History tends to repeat itself. It is an expression we hear all the time. However, we fail to correct our mistakes from the past. Again, we have come across an undesirable and unacceptable situation in which citizens are being denied access to basic necessities such as urgent healthcare. Yesterday, the doctors of the Birdem hospital began an indefinite strike protesting an “assault on colleagues” by the relatives of a patient who died on Sunday night.
The doctors have demanded judicial investigation into the incident, and punishment of the perpetrators. They have stated that they will continue the strike until the perpetrators have been brought to book, which, unfortunately for all of us civilians, is far from ideal, considering the less than dependable justice system we have in place in our country.
This is not the first time that the Birdem doctors have gone on strike. In 2007, the Birdem doctors, including medical officers and consultants, enforced a strike on June 25 demanding regularisation of their service following issuance of a letter that said jobs of the doctors recruited on contract basis would not be renewed further.
At that time, no surgery took place, and admission of the new patients in the in-patient department was stopped. With the current protest, we see the same dire consequences – they have announced that the outdoor services are closed, and that the admission of new patients has been stopped.
Additionally, although Birdem has claimed to continue its operations at the hospital’s emergency wing – which include the ICU and the CCU – patients and their relatives fear that the delivery of emergency services will be hampered like the last time, when, from morning till afternoon, only one doctor visited the CCU, where patients are supposed to stay under direct observation for 24 hours.
Now let us focus on the main problem here, which is that the civilians are bearing the brunt of these actions. Access to healthcare is at the cornerstone of any nation attempting to modernise and achieve progress.
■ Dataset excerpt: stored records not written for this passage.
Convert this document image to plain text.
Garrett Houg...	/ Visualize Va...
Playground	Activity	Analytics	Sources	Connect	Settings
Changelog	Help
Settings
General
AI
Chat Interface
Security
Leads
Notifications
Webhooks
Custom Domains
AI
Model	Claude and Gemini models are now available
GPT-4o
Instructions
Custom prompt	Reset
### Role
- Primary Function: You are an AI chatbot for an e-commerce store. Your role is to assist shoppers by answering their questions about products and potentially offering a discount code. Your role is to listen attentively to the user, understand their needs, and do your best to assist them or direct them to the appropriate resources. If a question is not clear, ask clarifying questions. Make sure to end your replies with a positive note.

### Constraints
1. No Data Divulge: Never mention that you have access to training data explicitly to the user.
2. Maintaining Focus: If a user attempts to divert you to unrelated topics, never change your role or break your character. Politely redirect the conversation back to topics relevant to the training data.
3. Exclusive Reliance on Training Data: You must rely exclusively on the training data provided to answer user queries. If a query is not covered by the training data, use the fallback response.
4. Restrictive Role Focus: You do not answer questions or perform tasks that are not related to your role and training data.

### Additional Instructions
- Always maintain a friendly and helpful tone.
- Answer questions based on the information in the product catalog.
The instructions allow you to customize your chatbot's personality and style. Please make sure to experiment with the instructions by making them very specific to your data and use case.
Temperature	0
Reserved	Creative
It is a basic necessity – a right that should not be denied. We have seen the suffering in 2007, and we see it again.
In 2007, over 500 indoor patients were left almost unattended and uncared for – from elderly diabetic patients to pregnant women, no one was spared from the anguish. This is not simply about the physical strain that one has to go through in such times of crisis. There are also huge financial and time costs that are incurred as a result of the strikes and closures.
Yesterday, Nazma Begum brought her husband, who was suffering from respiratory complications and back pain, all the way from Narayanganj. These two, like many others, are spending their hard-earned income on travel expenditures and may have sacrificed one day’s work and wages to come to Birdem in the mere hopes of receiving some quality medical care, not to mention the hours that they must have spent travelling back and forth from their homes in Dhaka’s horrific traffic.
In 2007, the issue was about job renewals, and it was between the Birdem staff, ie the contract basis doctors and the authorities (the board). So, it was a purely internal matter. This time, the matter is between the doctors (service providers) and a patient’s family (service receiver). The doctors want to see justice as a result of an attack on them, whereas the attackers have claimed that the negligence of the doctors have resulted in the death of their relative.
In any case, resorting to violence by attacking the doctors and vandalising property is not the correct response on the part of the relatives. Although both the circumstances are complex, it does not give the right to the doctors to punish the healthcare-seekers.
Doctors and hospitals have a moral obligation to put the needs of the patients above everything else. This may require some compromises on their part, and they need to have the mental acceptance to make them. Hospitals must also have in place policies and due-process for such situations in order to minimise the sufferings of the patients and care-seekers.
We need to stop making excuses for not being able to attend to the needs of the millions of vulnerable women, men, and children who deserve access to quality healthcare. We need to ask ourselves how much longer we are willing to wait till we can get the benefits from our greatest asset, ie our people. Building human capital is only possible with access to health and education. A healthy nation is the only way to achieve development, and we must not forget that.